Southern Belles Palsy

One of the questions I am most often asked by other GBS fighters is, “How long until your face went back to normal?” It’s been a year and two months since I was diagnosed with Guillain-Barre Syndrome and most people can’t tell that half my face and most of my body was paralyzed. But I can still feel it, my doctors can still see it and I am very self-conscious about it.

Before GBS I didn’t wear much makeup and most days I didn’t wear any makeup. I was very secure in my appearance, but as a former beauty queen, that wasn’t exactly difficult. I was always happy to take pictures because I was extremely photogenic. I have the Miss Photogenic awards to prove it.

Now I find myself dodging photos and the attempts of my friends to capture me in their snapchat stories. I can feel the tightness in my left eye, my face twitches often and when I’m tired or stressed it’s easy to see it in the asymmetry of my face.
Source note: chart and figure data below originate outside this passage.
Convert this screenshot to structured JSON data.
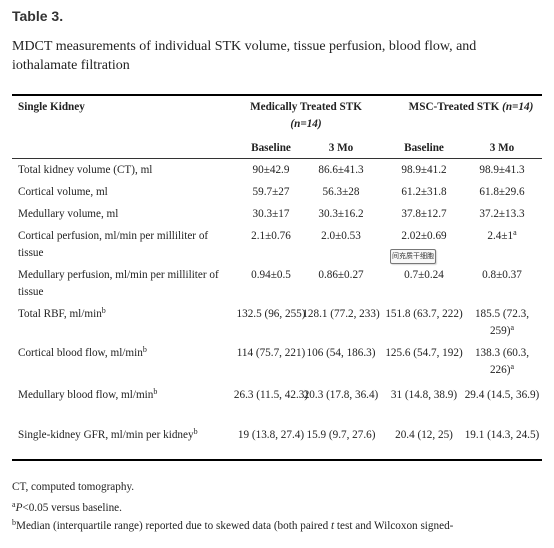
{
  "table_label": "Table 3.",
  "caption": "MDCT measurements of individual STK volume, tissue perfusion, blood flow, and iothalamate filtration",
  "headers": {
    "single_kidney": "Single Kidney",
    "medical_group": "Medically Treated STK",
    "medical_n": "(n=14)",
    "msc_group": "MSC-Treated STK",
    "msc_n": "(n=14)",
    "baseline": "Baseline",
    "three_mo": "3 Mo"
  },
  "rows": [
    {
      "label": "Total kidney volume (CT), ml",
      "label_sup": "",
      "mt_base": "90±42.9",
      "mt_3mo": "86.6±41.3",
      "msc_base": "98.9±41.2",
      "msc_3mo": "98.9±41.3",
      "msc_3mo_sup": ""
    },
    {
      "label": "Cortical volume, ml",
      "label_sup": "",
      "mt_base": "59.7±27",
      "mt_3mo": "56.3±28",
      "msc_base": "61.2±31.8",
      "msc_3mo": "61.8±29.6",
      "msc_3mo_sup": ""
    },
    {
      "label": "Medullary volume, ml",
      "label_sup": "",
      "mt_base": "30.3±17",
      "mt_3mo": "30.3±16.2",
      "msc_base": "37.8±12.7",
      "msc_3mo": "37.2±13.3",
      "msc_3mo_sup": ""
    },
    {
      "label": "Cortical perfusion, ml/min per milliliter of tissue",
      "label_sup": "",
      "mt_base": "2.1±0.76",
      "mt_3mo": "2.0±0.53",
      "msc_base": "2.02±0.69",
      "msc_3mo": "2.4±1",
      "msc_3mo_sup": "a"
    },
    {
      "label": "Medullary perfusion, ml/min per milliliter of tissue",
      "label_sup": "",
      "mt_base": "0.94±0.5",
      "mt_3mo": "0.86±0.27",
      "msc_base": "0.7±0.24",
      "msc_3mo": "0.8±0.37",
      "msc_3mo_sup": ""
    },
    {
      "label": "Total RBF, ml/min",
      "label_sup": "b",
      "mt_base": "132.5 (96, 255)",
      "mt_3mo": "128.1 (77.2, 233)",
      "msc_base": "151.8 (63.7, 222)",
      "msc_3mo": "185.5 (72.3, 259)",
      "msc_3mo_sup": "a"
    },
    {
      "label": "Cortical blood flow, ml/min",
      "label_sup": "b",
      "mt_base": "114 (75.7, 221)",
      "mt_3mo": "106 (54, 186.3)",
      "msc_base": "125.6 (54.7, 192)",
      "msc_3mo": "138.3 (60.3, 226)",
      "msc_3mo_sup": "a"
    },
    {
      "label": "Medullary blood flow, ml/min",
      "label_sup": "b",
      "mt_base": "26.3 (11.5, 42.3)",
      "mt_3mo": "20.3 (17.8, 36.4)",
      "msc_base": "31 (14.8, 38.9)",
      "msc_3mo": "29.4 (14.5, 36.9)",
      "msc_3mo_sup": ""
    },
    {
      "label": "Single-kidney GFR, ml/min per kidney",
      "label_sup": "b",
      "mt_base": "19 (13.8, 27.4)",
      "mt_3mo": "15.9 (9.7, 27.6)",
      "msc_base": "20.4 (12, 25)",
      "msc_3mo": "19.1 (14.3, 24.5)",
      "msc_3mo_sup": ""
    }
  ],
  "tooltip": "间充质干细胞",
  "footnotes": {
    "ct": "CT, computed tomography.",
    "a_mark": "a",
    "a_p": "P",
    "a_text": "<0.05 versus baseline.",
    "b_mark": "b",
    "b_text_1": "Median (interquartile range) reported due to skewed data (both paired ",
    "b_t": "t",
    "b_text_2": " test and Wilcoxon signed-"
  }
}
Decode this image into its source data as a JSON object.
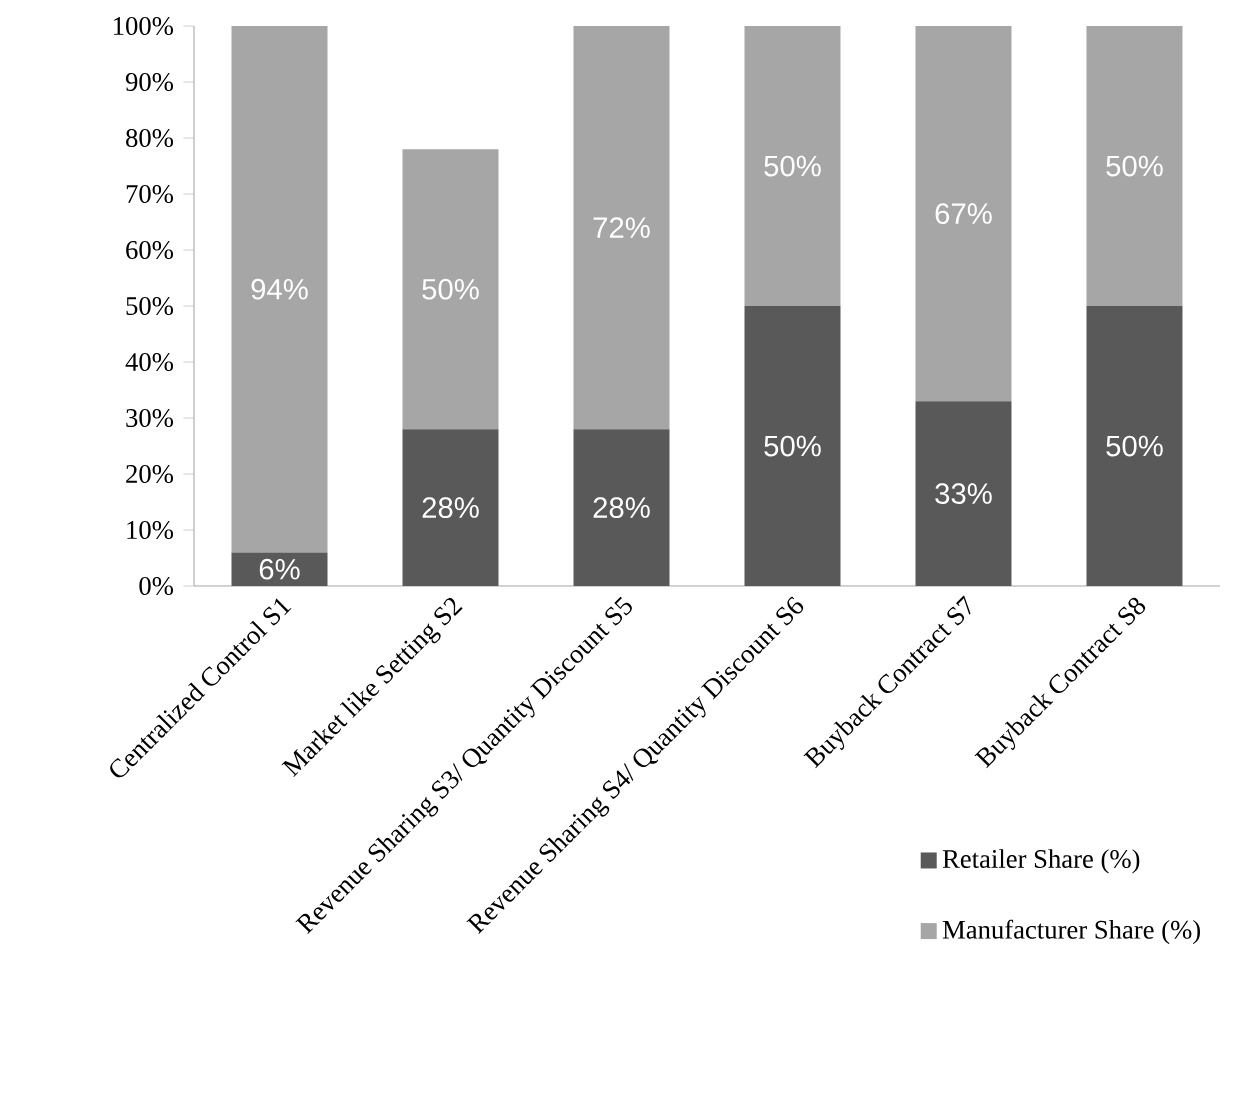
{
  "chart_data": {
    "type": "bar",
    "stacked": true,
    "categories": [
      "Centralized Control S1",
      "Market like Setting S2",
      "Revenue Sharing S3/ Quantity Discount S5",
      "Revenue Sharing S4/ Quantity Discount S6",
      "Buyback Contract S7",
      "Buyback Contract S8"
    ],
    "series": [
      {
        "name": "Retailer Share (%)",
        "color": "#595959",
        "values": [
          6,
          28,
          28,
          50,
          33,
          50
        ],
        "value_labels": [
          "6%",
          "28%",
          "28%",
          "50%",
          "33%",
          "50%"
        ]
      },
      {
        "name": "Manufacturer Share (%)",
        "color": "#a6a6a6",
        "values": [
          94,
          50,
          72,
          50,
          67,
          50
        ],
        "value_labels": [
          "94%",
          "50%",
          "72%",
          "50%",
          "67%",
          "50%"
        ]
      }
    ],
    "ylim": [
      0,
      100
    ],
    "yticks": [
      {
        "value": 0,
        "label": "0%"
      },
      {
        "value": 10,
        "label": "10%"
      },
      {
        "value": 20,
        "label": "20%"
      },
      {
        "value": 30,
        "label": "30%"
      },
      {
        "value": 40,
        "label": "40%"
      },
      {
        "value": 50,
        "label": "50%"
      },
      {
        "value": 60,
        "label": "60%"
      },
      {
        "value": 70,
        "label": "70%"
      },
      {
        "value": 80,
        "label": "80%"
      },
      {
        "value": 90,
        "label": "90%"
      },
      {
        "value": 100,
        "label": "100%"
      }
    ],
    "legend": "bottom right"
  }
}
After I was able to walk without any assistance, my next goal was to get my face back. My neurologist referred me to a Bell’s Palsy specialist. As my facial nerves began to heal, the twitching in my face was constant. The treatment for this is usually botox but after some research the BP specialist informed me that botox might trigger my GBS again so that was obviously out. He gave me facial exercises to do in the mirror so I could re-train my brain how to move my face. I still do this often because it helps cut down on the facial twitching. Basically make a bunch of silly faces in the mirror (10x each) like puckering your lips, smiling, raising your brows, sticking your tongue out, opening your eyes wide, and any other facial movements you’d like to add. I also try and give myself a good facial massage whenever I’m washing my face and applying moisturizer.

I’m hoping that eventually the left side of my face will feel normal like the right side of my face. But when all else fails, I just throw on some sunglasses because the sun never sets on a bad-ass.